Cornell changed coaches between the 2010 and 2011 seasons; looking at the plot it’s hard to say if the performance is markedly different during the two eras. This is where Bayesian tools come in, specifically a Markov Chain Monte Carlo (MCMC) method. The python package PyMC implements the heavy machinery for us, and I’ll defer to Bayesian Methods for Hackers for a detailed explanation of how it works; the model we’re using here is lifted almost verbatim from the first chapter.
[-----------------100%-----------------] 40000 of 40000 complete in 7.9 sec
We’re making two assumptions in the code above:
- For both coaches, the over- or under-performance of the team from season to season is normally distributed. The mean of this distrubtion is (at least partially) a function of the coach’s in-game coaching skill.
- At some point between the 2002 and 2015 seasons, there was a transition and the mean of the distribution changed.
These assumptions contain three parameters: the mean of the over/under performance distribution for each coach (\(\mu_\texttt{SD}\), \(\mu_\texttt{BC}\)), and the season during which the transition occurred (\(\tau\)). The PyMC code takes the assumptions above, and returns probability distributions for each of the three parameters based on the data we provide.
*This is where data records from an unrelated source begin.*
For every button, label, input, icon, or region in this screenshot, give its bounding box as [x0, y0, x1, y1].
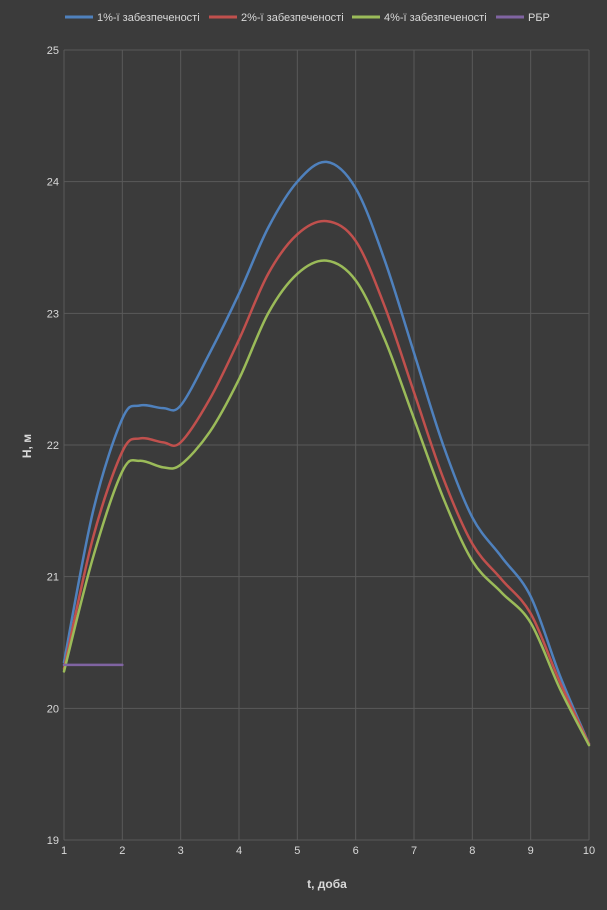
- y-tick-label: 23: [47, 308, 59, 320]
- y-tick-label: 24: [47, 177, 59, 189]
- x-tick-label: 6: [353, 845, 359, 857]
- y-tick-label: 21: [47, 572, 59, 584]
- y-tick-label: 22: [47, 440, 59, 452]
- y-axis-ticks: 19 20 21 22 23 24 25: [47, 45, 59, 847]
- x-tick-label: 4: [236, 845, 242, 857]
- x-axis-title: t, доба: [307, 877, 347, 891]
- series-lines: [62, 160, 591, 747]
- x-tick-label: 2: [119, 845, 125, 857]
- series-line-1pct: [62, 160, 591, 746]
- y-axis-title: H, м: [20, 434, 34, 458]
- legend-label-1pct: 1%-ї забезпеченості: [97, 12, 200, 24]
- series-line-2pct: [62, 219, 591, 746]
- y-tick-label: 25: [47, 45, 59, 57]
- legend-label-2pct: 2%-ї забезпеченості: [241, 12, 344, 24]
- legend-label-rbr: РБР: [528, 12, 550, 24]
- legend: 1%-ї забезпеченості 2%-ї забезпеченості …: [65, 12, 550, 24]
- x-tick-label: 3: [178, 845, 184, 857]
- legend-label-4pct: 4%-ї забезпеченості: [384, 12, 487, 24]
- y-tick-label: 19: [47, 835, 59, 847]
- x-axis-ticks: 1 2 3 4 5 6 7 8 9 10: [61, 845, 595, 857]
- x-tick-label: 5: [294, 845, 300, 857]
- y-tick-label: 20: [47, 703, 59, 715]
- x-tick-label: 7: [411, 845, 417, 857]
- x-tick-label: 9: [528, 845, 534, 857]
- x-tick-label: 1: [61, 845, 67, 857]
- gridlines: [63, 49, 590, 841]
- x-tick-label: 10: [583, 845, 595, 857]
- series-line-4pct: [62, 259, 591, 747]
- x-tick-label: 8: [469, 845, 475, 857]
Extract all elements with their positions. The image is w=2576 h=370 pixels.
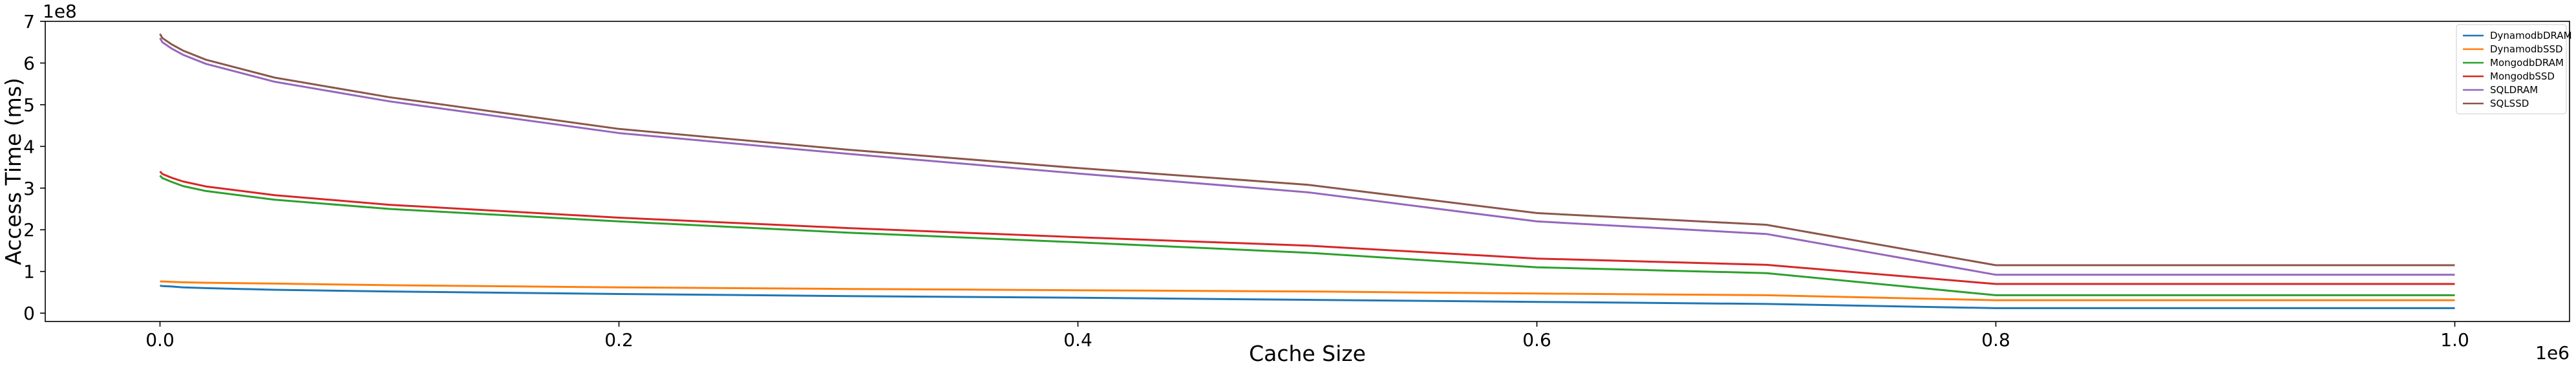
series-line-dynamodbdram bbox=[160, 285, 2455, 309]
y-tick-label: 3 bbox=[23, 178, 35, 199]
series-layer bbox=[159, 33, 2455, 309]
x-tick-label: 0.0 bbox=[145, 329, 175, 351]
legend-label-dynamodbdram: DynamodbDRAM bbox=[2490, 30, 2572, 41]
x-tick-label: 0.4 bbox=[1063, 329, 1092, 351]
y-tick-label: 2 bbox=[23, 219, 35, 241]
y-tick-label: 0 bbox=[23, 303, 35, 324]
plot-area bbox=[45, 21, 2570, 321]
legend-label-sqldram: SQLDRAM bbox=[2490, 84, 2538, 96]
y-tick-label: 4 bbox=[23, 136, 35, 157]
legend-label-sqlssd: SQLSSD bbox=[2490, 98, 2529, 109]
y-tick-label: 5 bbox=[23, 94, 35, 116]
y-axis-title: Access Time (ms) bbox=[1, 78, 26, 265]
ticks-layer: 0.0 0.2 0.4 0.6 0.8 1.0 0 1 2 3 4 5 6 7 bbox=[23, 11, 2469, 351]
y-tick-label: 1 bbox=[23, 261, 35, 283]
x-axis-title: Cache Size bbox=[1249, 341, 1366, 366]
series-line-mongodbdram bbox=[159, 175, 2455, 296]
legend-box bbox=[2456, 24, 2567, 114]
series-line-sqlssd bbox=[159, 33, 2455, 267]
legend-label-dynamodbssd: DynamodbSSD bbox=[2490, 43, 2563, 55]
y-tick-label: 6 bbox=[23, 52, 35, 74]
x-tick-label: 0.8 bbox=[1981, 329, 2010, 351]
legend-label-mongodbdram: MongodbDRAM bbox=[2490, 57, 2564, 69]
x-tick-label: 1.0 bbox=[2440, 329, 2469, 351]
legend: DynamodbDRAM DynamodbSSD MongodbDRAM Mongod… bbox=[2456, 24, 2572, 114]
series-line-dynamodbssd bbox=[160, 280, 2455, 301]
plot-frame bbox=[45, 21, 2570, 322]
x-tick-label: 0.6 bbox=[1522, 329, 1551, 351]
series-line-mongodbssd bbox=[159, 170, 2455, 285]
series-line-sqldram bbox=[159, 38, 2455, 276]
x-offset-text: 1e6 bbox=[2535, 342, 2570, 364]
y-offset-text: 1e8 bbox=[43, 1, 77, 22]
legend-label-mongodbssd: MongodbSSD bbox=[2490, 71, 2555, 82]
x-tick-label: 0.2 bbox=[604, 329, 633, 351]
y-tick-label: 7 bbox=[23, 11, 35, 32]
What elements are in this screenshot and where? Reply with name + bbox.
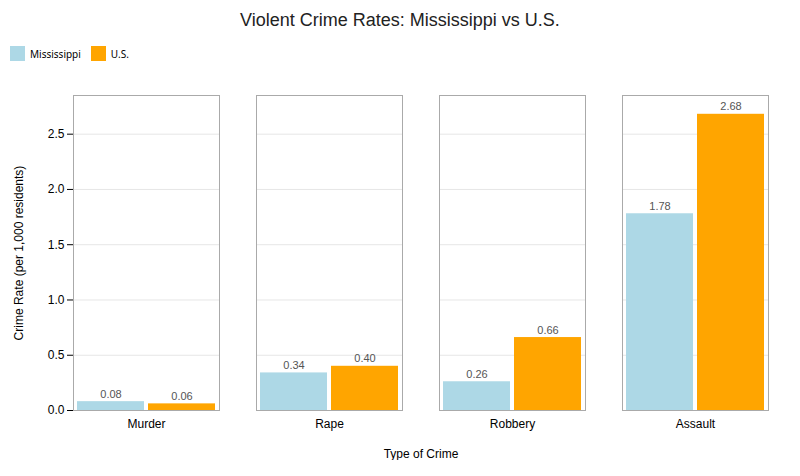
svg-text:1.78: 1.78 [649,200,670,212]
html-text:U.S.: U.S. [110,46,129,61]
svg-text:2.5: 2.5 [48,127,65,141]
html-text:Mississippi: Mississippi [30,46,81,61]
svg-text:2.0: 2.0 [48,182,65,196]
svg-text:0.08: 0.08 [100,388,121,400]
svg-text:Murder: Murder [127,417,165,431]
svg-text:Rape: Rape [315,417,344,431]
svg-text:0.26: 0.26 [466,368,487,380]
svg-text:2.68: 2.68 [720,100,741,112]
svg-text:0.06: 0.06 [171,390,192,402]
svg-text:0.34: 0.34 [283,359,304,371]
svg-text:Crime Rate (per 1,000 resident: Crime Rate (per 1,000 residents) [12,166,26,341]
html-text:Violent Crime Rates: Mississip: Violent Crime Rates: Mississippi vs U.S. [240,10,560,30]
svg-text:0.5: 0.5 [48,348,65,362]
svg-text:0.66: 0.66 [537,324,558,336]
svg-text:Type of Crime: Type of Crime [384,447,459,461]
svg-text:Robbery: Robbery [490,417,535,431]
svg-text:Assault: Assault [676,417,716,431]
svg-text:1.0: 1.0 [48,293,65,307]
svg-text:1.5: 1.5 [48,238,65,252]
svg-text:0.40: 0.40 [354,352,375,364]
svg-text:0.0: 0.0 [48,403,65,417]
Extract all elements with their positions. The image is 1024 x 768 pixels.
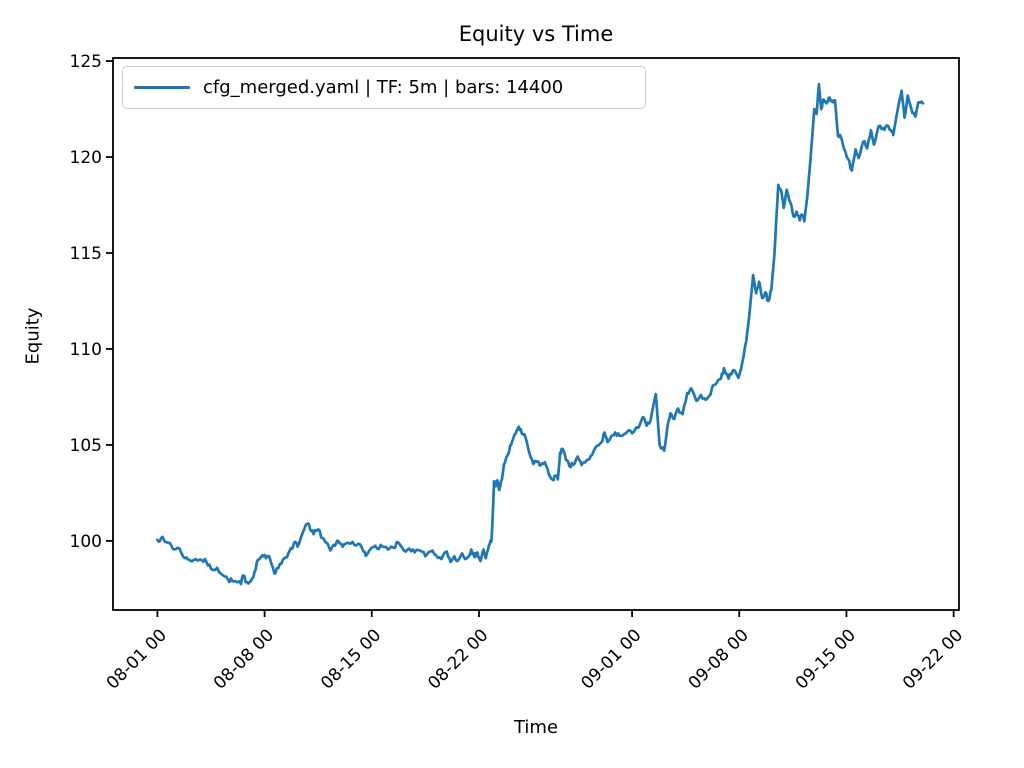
y-tick-label: 105 [70,436,102,456]
y-axis-label: Equity [22,307,44,365]
legend-line-sample [134,86,190,89]
x-tick-label: 08-22 00 [424,625,492,693]
x-tick-label: 09-15 00 [792,625,860,693]
axes-frame [112,57,960,611]
legend-label: cfg_merged.yaml | TF: 5m | bars: 14400 [203,77,564,98]
legend: cfg_merged.yaml | TF: 5m | bars: 14400 [122,66,646,109]
x-tick-label: 08-08 00 [210,625,278,693]
y-tick-label: 100 [70,532,102,552]
x-tick-label: 09-01 00 [577,625,645,693]
y-tick-label: 120 [70,148,102,168]
y-tick-label: 125 [70,52,102,72]
y-tick-label: 115 [70,244,102,264]
equity-line [156,82,925,586]
x-tick-label: 09-22 00 [899,625,967,693]
x-axis-label: Time [513,717,559,738]
chart-title: Equity vs Time [458,22,614,46]
x-tick-label: 08-01 00 [103,625,171,693]
x-tick-label: 08-15 00 [317,625,385,693]
y-tick-label: 110 [70,340,102,360]
x-tick-label: 09-08 00 [685,625,753,693]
If, as per our original hypothesis, the new coach (Bill Courtney)’s in-game coaching is significantly worse than the previous coach (Steve Donahue)’s, then the peaks of the two distriubtions returned by PyMC should be nicely separated, with Donahue’s to the right of Courtney’s. Additionally, the distribution for \(\tau\), the season during which the transition occurred, should be sharply peaked around 2010.
Well, looks like the data do not agree with our hypothesis. The most damning result is the flat distribution of \(\tau\): according to our MCMC at no point in the past 13 years was there a drastic change in the quality of in-game coaching. Of course there are a number of other possible explanations, first among them that our mapping from prediction error to over/under performance was invalid. It could also be that we just don’t have enough data yet. Good thing Cornell just gave Courtney a contract extension …
Long story short, you can add this to the list of blog posts that conclude that it’s hard to measure the effect of a coaching change. Sometimes the data just doesn’t tell the story you want it to tell.
The ipython notebook for this post is here and the data is here and here.